In Italia il 10% della popolazione femminile e il 2% di quella maschile è affetto da una malattia cronica su base autoimmune, la tiroidite di Hashimoto, che porta nel tempo la distruzione della ghiandola, causando uno stato di ipotiroidismo. Sono molti gli assistiti che chiedono cosa sia possibile fare per salvare la tiroide e, fino a poco tempo fa, la risposta era negativa; oggi invece ci sono dati che dimostrano che qualcosa può essere fatto. Uno studio condotto su 76 soggetti affetti da tiroidite autoimmune ancora allo stadio subclinico, e pertanto non in terapia con l’ormone sintetico della tiroide, ha evidenziato come dosi fisiologiche di selenio (80 μg/die), siano in grado di ridurre il titolo degli anticorpi antitiroidei (TPO e Tg), e come questo effetto sia del tutto evidente dopo 12 mesi di trattamento con selenio. “I risultati di questo studio, pubblicato su Clinical Endocrinology, 2010 – ha aggiunto Beck-Peccoz – dimostrano quindi che il selenio può avere un’azione protettiva nei confronti della tiroide limitando la progressione del processo infiammatorio provocato dall’aggressione autoimmune; anche solo il rallentamento del processo autoimmune può procrastinare, e in alcuni casi evitare, una terapia che una volta iniziata è necessario continuare a vita”.

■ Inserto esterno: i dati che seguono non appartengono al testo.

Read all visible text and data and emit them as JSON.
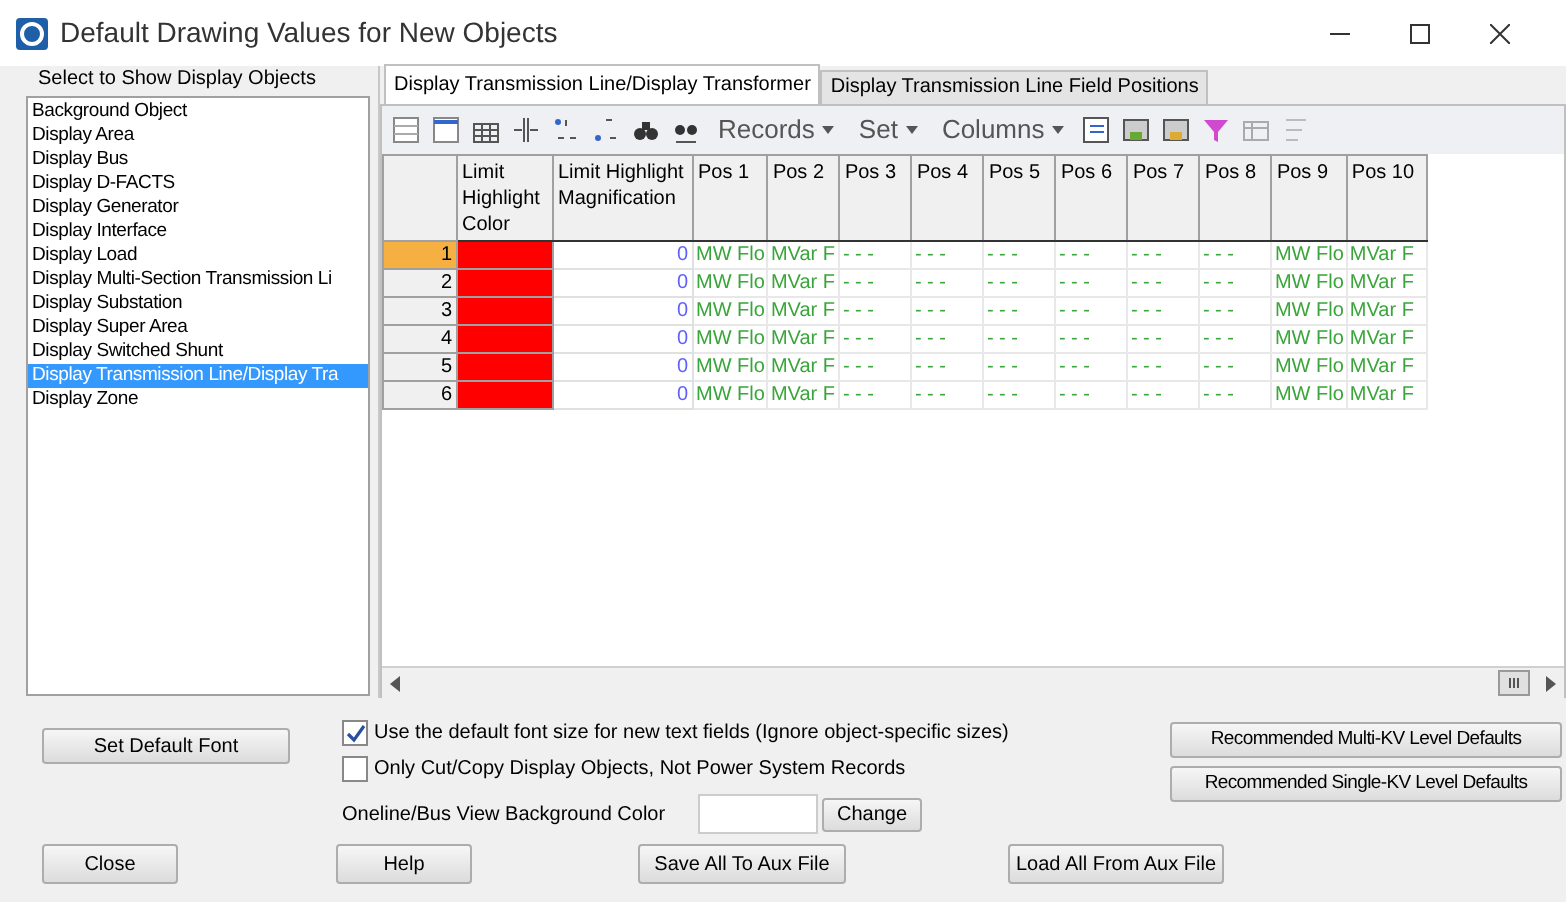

“Quando invece l’ipotiroidismo è conclamato abbiamo una molecola perfetta, l’ormone sintetico della tiroide (levotiroxina) che sopperisce andando ad integrare l’attività di una tiroide pigra o andando a sostituire completamente l’azione della tiroide, nel caso in cui questa è stata rimossa”, ha continuato l'esperto. “La terapia è piuttosto semplice e si basa sulla somministrazione della levotiroxina assunta in singola dose giornaliera a digiuno con un dosaggio che deve essere attentamente personalizzato. Nonostante l’apparente semplicità della terapia, studi della letteratura hanno dimostrato la difficoltà di ottenere un costante controllo della terapia con valori ottimali degli ormoni tiroidei. Molti pazienti dichiarano di avere difficoltà nel seguire con precisione le indicazioni del medico circa l’assunzione del farmaco, che deve essere preso almeno 30 minuti prima della colazione per ottenere un assorbimento ottimale. In particolare è proprio quest’ultima indicazione difficile da rispettare, sia per la fretta che caratterizza le ore del risveglio, sia perché il caffè, che è sinonimo di risveglio e di colazione, è una sostanza che riduce l’assorbimento della levotiroxina e conseguentemente va bevuto a distanza dall’assunzione del farmaco. La non aderenza alla terapia, la presenza di una condizione di celiachia, problemi gastroenterologici, quali Helicobacter pylori, gastriti o intolleranza al lattosio, si riflettono sulla concentrazione nel sangue del TSH, l’ormone ipofisario che stimola la tiroide, e alla possibilità di riportare ad una situazione di eutiroidismo, ovvero la presenza della corretta quantità di ormone tiroideo nell'organismo. In tutti questi casi, la disponibilità di una nuova formulazione di levotiroxina in soluzione liquida, venendo assimilata in tempi più rapidi, può risolvere tutti questi aspetti, nonché essere la scelta ottimale nei bambini e in tutte quelle persone che hanno problemi nell’assumere compresse”, ha concluso.